Авл Геллий, римский ученый, живший во II веке н. э., то есть почти через 300 лет после Цицерона, описывает, какое впечатление производил на него рассказ о Гавии. «Какое там горе! Какой плач! Какая картина всего этого стоит перед глазами! Какое море ненависти и горечи бушует! Ей-бо-гу, когда я читал эти слова Цицерона, передо мной словно носились видения, мне слышались шум ударов, крики и рыдания… Кажется, будто не рассказ слышишь, а все видишь своими глазами». И он цитирует это место — Веррес с яростью, с искаженным лицом приказывает привести на площадь Гавия. Его, говорит Геллий, здесь охватывала дрожь. Замечательно в этом отрывке Геллия еще одно. Он цитирует речь Цицерона по памяти! Он даже извиняется, что, быть может, слегка исказил ее (
Геллий сравнивает эту речь Цицерона с речами его знаменитых предшественников Катона Старшего и Гая Гракха. Он отдает им дань восхищения. Их речи ясные и яркие, они написаны прекрасным слогом. Но это просто речи. А у Цицерона перед нами встают живые картины происходящего. Иными словами, тут уж не оратор, а великий писатель.
Многие современные ученые, представляющие себе Цицерона человеком слабым, робким, нерешительным, даже трусливым, с недоумением останавливаются перед делами Росция Америнского и Верреса. Здесь перед нами словно совсем другой Цицерон — безумно смелый, энергичный, находчивый, никогда не теряющий присутствия духа. Не в силах примирить оба эти образа, некоторые довольно неловко пытаются все отрицать. Выступать против Хризогона, говорят они, было совершенно не опасно. (Это при Сулле-то! После неслыханного террора!) А речи против Верреса — это просто стрельба из пушек по воробьям. А этот воробей был мультимиллионером! Между тем Цицерон с необыкновенной отвагой поднялся против двух самых могущественных и страшных вещей — военной диктатуры и власти денег. Нет, так легко от этого отмахнуться нельзя. Как же объяснить такое вопиющее противоречие?

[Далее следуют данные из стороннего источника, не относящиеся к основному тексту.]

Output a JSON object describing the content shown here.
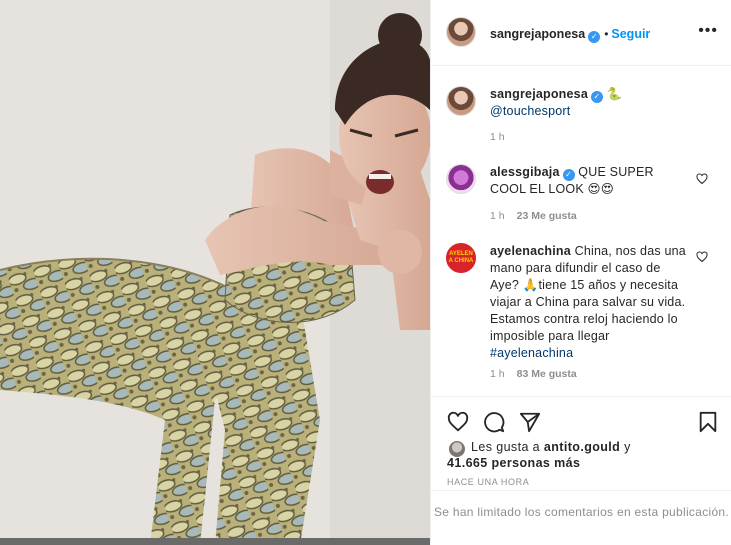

На мой взгляд, объяснение просто.
Представим себе какого-нибудь великого полководца, хоть Наполеона. Кто-то посетил его на досуге и вдруг увидел перед собой человека, описанного Толстым. Смешного, напыщенного, капризного, с опухшим от насморка лицом. Зритель возмущен и проникается убеждением, что знаменитый Наполеон — просто дутая фигура, а все слухи о его победах — ложь и обман. Но если бы он увидел того же Наполеона на поле боя, он был бы поражен его энергией, находчивостью, присутствием духа, гениальной стремительностью.
То же относится к Цицерону. Когда мы читаем его речи, перед нами предстает гениальный полководец на поле боя. Он все предвидит, ничего не страшится, он смел, он непобедим. А в его письмах мы видим того же полководца на досуге. И каком досуге! Работа Цицерона была не просто тяжелой. Она выматывала все его силы. Напряженная подготовка в течение многих дней, страшное волнение перед процессом и потом сама речь. Он то пылал от гнева, то сердце его разрывалось от скорби. Он должен был зажечь весь Форум и заставить его рыдать. И при этом он ни на секунду не терял бдительности — ему нужно было мгновенно отвечать и свидетелям, и обвинителю. Естественно, он приходил домой совершенно разбитым и опустошенным. Как у многих актеров, у него наступала хандра. Он тосковал, жаловался на судьбу. И трудно угадать в этом усталом человеке того великого стратега, который покорил Форум.
Этого мало. Что-то случилось с самим Гортензием. Он стал деградировать на глазах. «Он начал выцветать, как старинная картина», — говорит Цицерон. Сам оратор объясняет это тем, что Гортензия оставило стремление к совершенству, эта страсть, которая жжет любого творца. Ведь истинный художник, творец, не похож на прочих людей. Те приходят со службы и вкушают законный отдых. Творец же не знает ни отдыха, ни покоя. Его рабочий день не нормирован. Его труд не кончается никогда, ни днем ни ночью.